I LOVED yesterdays discussion. Fairy tales have always been one of my favorite kinds of stories and getting to spend a whole class discussing them was such a treat. So many things were talked about that I had never realized with fairy tales before.

One thing I really appreciated was the emphasis on how fairy tales are unexpected. I try and write a lot and I often run into the problem of making my stories realistic. I feel like they need to be the most believable, predictable thing on the planet. I forget that the stories that usually take you away the most are the unpredictable ones. The ones full of wonder and unexpected twists and turns. I loved the line in Buechner's chapter on fairy tales when he says that in a fairy tale there are often three golden caskets and you don't know what will happen when you open one. There's a beautiful queen who turns out to be an evil witch. Nothing is expected. Nothing is set. Nothing is predictable.

Fairy tales take you away in a way that no other story can. When Master Leeper read the story about the little boy who found the castle I was taken away. I closed my eyes and the combination of Leeper's master storytelling and the brilliance of the story painted an image in my mind as clear as day. I could see the castle. I could see the boy and his family. It was the same with the story of the selfish giant. Novels can't take me away like that, comedy or tragedy. If Leeper read the Three Musketeers in class, while I would love the story, I wouldn't be transported to the world of the Musketeers in quite the same way. There's something magical about stories full of magic and wizards and dragons. I think some of the magic from the stories seeps out into the real world and for a little while the worlds touch. They kiss in a beautiful moment of unity. It never lasts, but I live for those moments when I can experience a world a little more magical than this one.

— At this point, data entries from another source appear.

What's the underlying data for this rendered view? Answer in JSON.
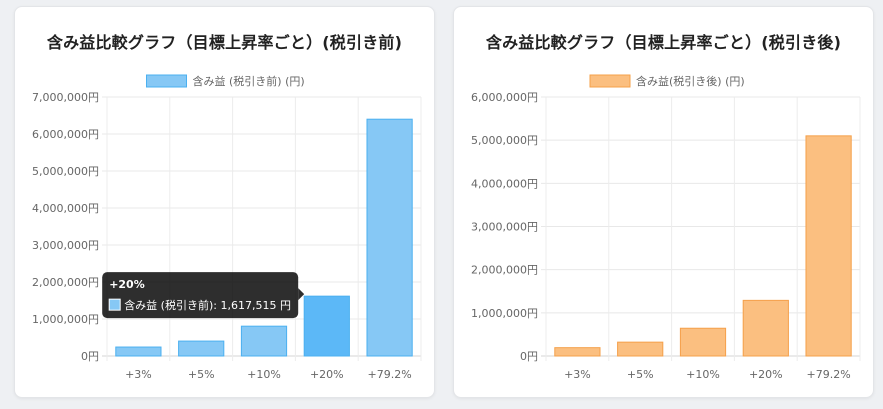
{
  "charts": [
    {
      "title": "含み益比較グラフ（目標上昇率ごと）(税引き前)",
      "legend": "含み益 (税引き前) (円)",
      "color": "#4bb0f0",
      "fill": "#86c8f5",
      "hover_fill": "#5cb8f7"
    },
    {
      "title": "含み益比較グラフ（目標上昇率ごと）(税引き後)",
      "legend": "含み益(税引き後) (円)",
      "color": "#f5a04a",
      "fill": "#fbbf80",
      "hover_fill": "#f8a862"
    }
  ],
  "tooltip": {
    "title": "+20%",
    "series": "含み益 (税引き前)",
    "value": "1,617,515 円"
  },
  "chart_data": [
    {
      "type": "bar",
      "title": "含み益比較グラフ（目標上昇率ごと）(税引き前)",
      "categories": [
        "+3%",
        "+5%",
        "+10%",
        "+20%",
        "+79.2%"
      ],
      "series": [
        {
          "name": "含み益 (税引き前) (円)",
          "values": [
            242000,
            403000,
            806000,
            1617515,
            6400000
          ]
        }
      ],
      "ylim": [
        0,
        7000000
      ],
      "yticks": [
        "0円",
        "1,000,000円",
        "2,000,000円",
        "3,000,000円",
        "4,000,000円",
        "5,000,000円",
        "6,000,000円",
        "7,000,000円"
      ],
      "grid": true,
      "legend_position": "top"
    },
    {
      "type": "bar",
      "title": "含み益比較グラフ（目標上昇率ごと）(税引き後)",
      "categories": [
        "+3%",
        "+5%",
        "+10%",
        "+20%",
        "+79.2%"
      ],
      "series": [
        {
          "name": "含み益(税引き後) (円)",
          "values": [
            193000,
            321000,
            643000,
            1289000,
            5100000
          ]
        }
      ],
      "ylim": [
        0,
        6000000
      ],
      "yticks": [
        "0円",
        "1,000,000円",
        "2,000,000円",
        "3,000,000円",
        "4,000,000円",
        "5,000,000円",
        "6,000,000円"
      ],
      "grid": true,
      "legend_position": "top"
    }
  ]
}
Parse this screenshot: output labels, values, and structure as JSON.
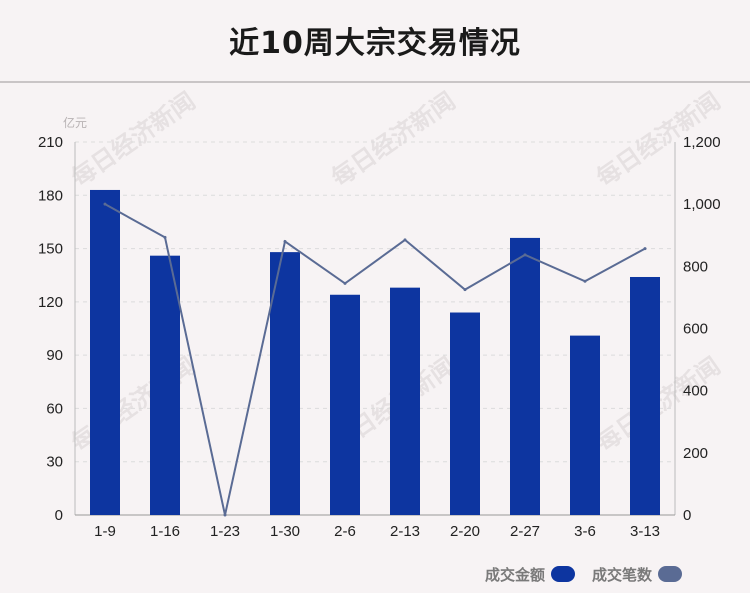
{
  "title": "近10周大宗交易情况",
  "unit_left": "亿元",
  "watermark_text": "每日经济新闻",
  "legend": {
    "amount_label": "成交金额",
    "count_label": "成交笔数"
  },
  "colors": {
    "bar": "#0d35a0",
    "line": "#5a6b94",
    "grid": "#dcdcdc"
  },
  "chart_data": {
    "type": "bar",
    "categories": [
      "1-9",
      "1-16",
      "1-23",
      "1-30",
      "2-6",
      "2-13",
      "2-20",
      "2-27",
      "3-6",
      "3-13"
    ],
    "series": [
      {
        "name": "成交金额",
        "type": "bar",
        "axis": "left",
        "values": [
          183,
          146,
          0,
          148,
          124,
          128,
          114,
          156,
          101,
          134
        ]
      },
      {
        "name": "成交笔数",
        "type": "line",
        "axis": "right",
        "values": [
          1000,
          893,
          0,
          880,
          745,
          885,
          725,
          837,
          752,
          857
        ]
      }
    ],
    "ylim_left": [
      0,
      210
    ],
    "yticks_left": [
      "0",
      "30",
      "60",
      "90",
      "120",
      "150",
      "180",
      "210"
    ],
    "ylim_right": [
      0,
      1200
    ],
    "yticks_right": [
      "0",
      "200",
      "400",
      "600",
      "800",
      "1,000",
      "1,200"
    ],
    "grid": true,
    "legend_position": "bottom-right"
  }
}
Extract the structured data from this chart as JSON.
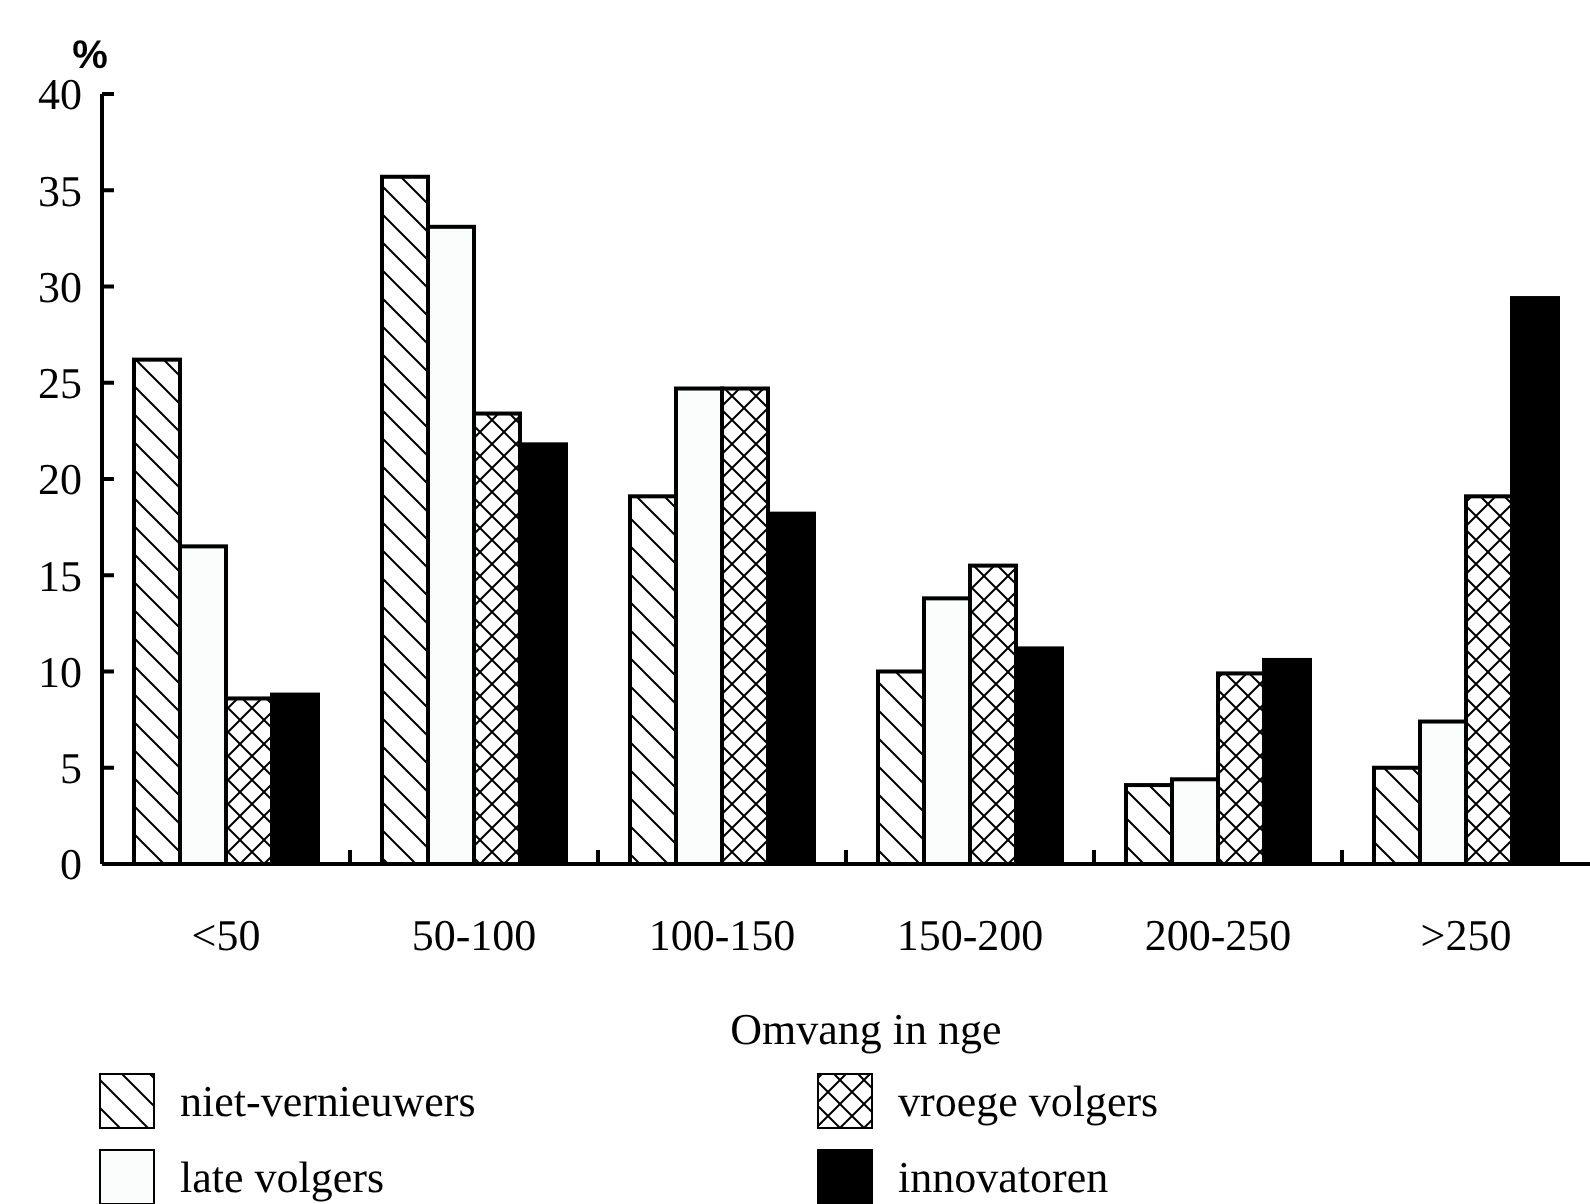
{
  "chart_data": {
    "type": "bar",
    "ylabel": "%",
    "xlabel": "Omvang in nge",
    "categories": [
      "<50",
      "50-100",
      "100-150",
      "150-200",
      "200-250",
      ">250"
    ],
    "series": [
      {
        "name": "niet-vernieuwers",
        "color": "#000000",
        "values": [
          26.2,
          35.7,
          19.1,
          10.0,
          4.1,
          5.0
        ]
      },
      {
        "name": "late volgers",
        "color": "#fbfdfd",
        "values": [
          16.5,
          33.1,
          24.7,
          13.8,
          4.4,
          7.4
        ]
      },
      {
        "name": "vroege volgers",
        "color": "#000000",
        "values": [
          8.6,
          23.4,
          24.7,
          15.5,
          9.9,
          19.1
        ]
      },
      {
        "name": "innovatoren",
        "color": "#000000",
        "values": [
          8.8,
          21.8,
          18.2,
          11.2,
          10.6,
          29.4
        ]
      }
    ],
    "ylim": [
      0,
      40
    ],
    "yticks": [
      0,
      5,
      10,
      15,
      20,
      25,
      30,
      35,
      40
    ],
    "grid": false,
    "legend": "bottom"
  }
}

I have come to understand how incredible children's literature really is. Before this class I didn't have the appreciation for it that I do now. I figured that while they were good stories there still wasn't the literary mastery that people like Dumas' and Austen and Cervantes possess. I was very wrong. They might not be wordy like Don Quixote, but they don't need to be. They are beautiful in their simplicity. They paint a picture with fewer brushstrokes, and often smaller ones, but the painting has a brilliance about it that can't be matched.

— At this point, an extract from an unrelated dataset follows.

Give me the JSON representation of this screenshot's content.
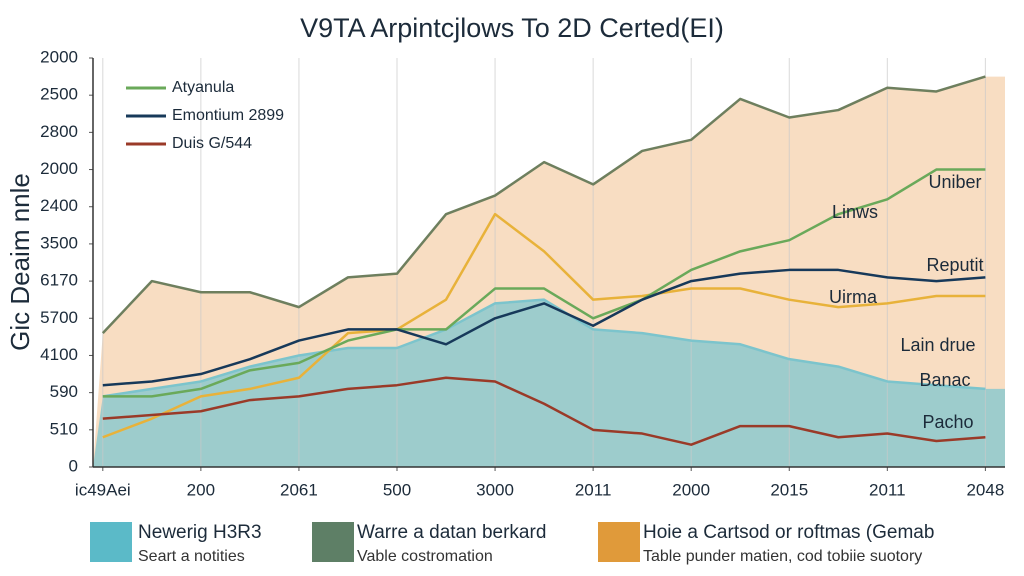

There's a magic about children's stories that is beautiful. Leeper mentioned it when he said children approach stories with wonder, wanting to know what's next to learn. And children's stories feed that wonder, that desire for unknown knowledge. As an adult I lack that and have to consciously choose to be in wonder once again. Like Leeper said, apples in fairytales are golden to show us that green apples truly are wonderful. Rivers run with wine to remind us of the awe of rivers running with water. What I said earlier about wanting a world that was a little more magical than this one, I don't know how true that is anymore. Maybe I just need to see this world a little more clearly through the lens of fairy tales. Maybe fairy tales would teach me how to see the world properly if I just let them.


1 comment:

  1. We could try the Musketeers but my voice would wear out long before we got tho the good parts.